From Publishers Weekly
Giovinazzo's debut collection of short fiction purports to tell real stories of the crack-ridden inner-city streets, but their combined effect is to repel rather than reveal. Of his 16 tales, all previously unpublished, not one has any but the crudest plotting, scene-building or characterization. In a typical story, "Miss Lonely Has a Date Tonight," a prostitute has sex with her pimp's chauffeur in exchange for a few hits of crack; after suffering rape and physical abuse, she is brutally murdered. In another, "Londa Fries Her Egg," a pregnant crack addict is beaten savagely by her father until she aborts her fetus. Scatological, crudely written and relentlessly sordid, these tales are only for readers stronger in stomach than in discrimination.

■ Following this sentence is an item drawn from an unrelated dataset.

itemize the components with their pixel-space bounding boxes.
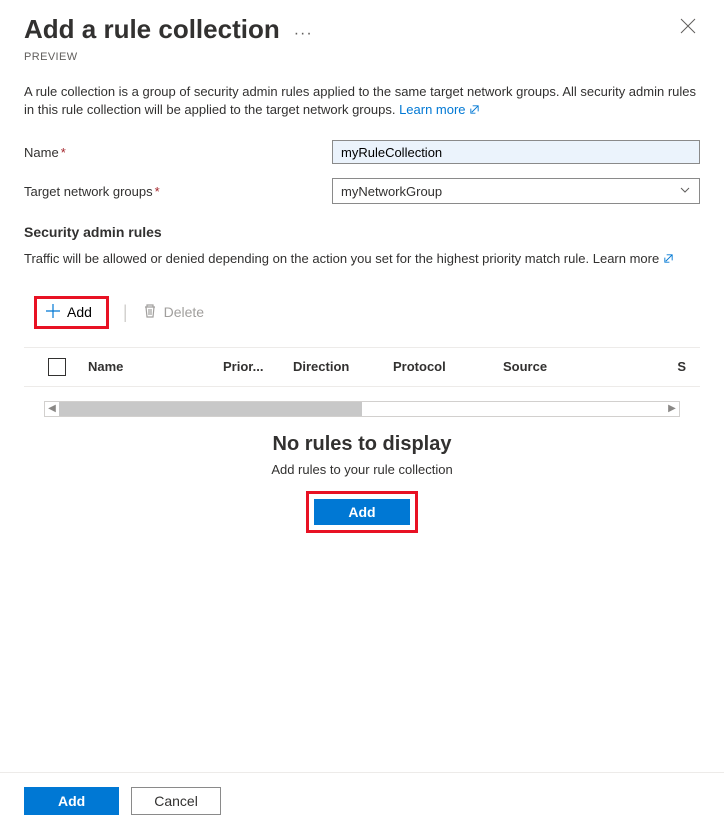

Copyright 1993 Reed Business Information, Inc.
From Library Journal
Giovinazzo's literary debut is a disturbing collection of vignettes about life on the edge. These are frank, vivid, and relentlessly violent tales of lives circumscribed by poverty and drug addiction. "Londa Fries Her Egg" graphically depicts a crack addict willing to undergo any amount of abuse for the sake of another hit. "Bullets and Brutality" concerns a gang member who hopes to curry favor with a drug dealer by killing a rival and instead finds himself set up. "Bodega Graveyard Shift" involves an immigrant struggling to make it by the rules whose dreams are shattered by a fateful gunshot. Though often substituting shock for art, most of these stories are effective on their own terms, with the best forming a sort of Last Exit to Brooklyn for the 1990s. This collection is recommended for larger collections.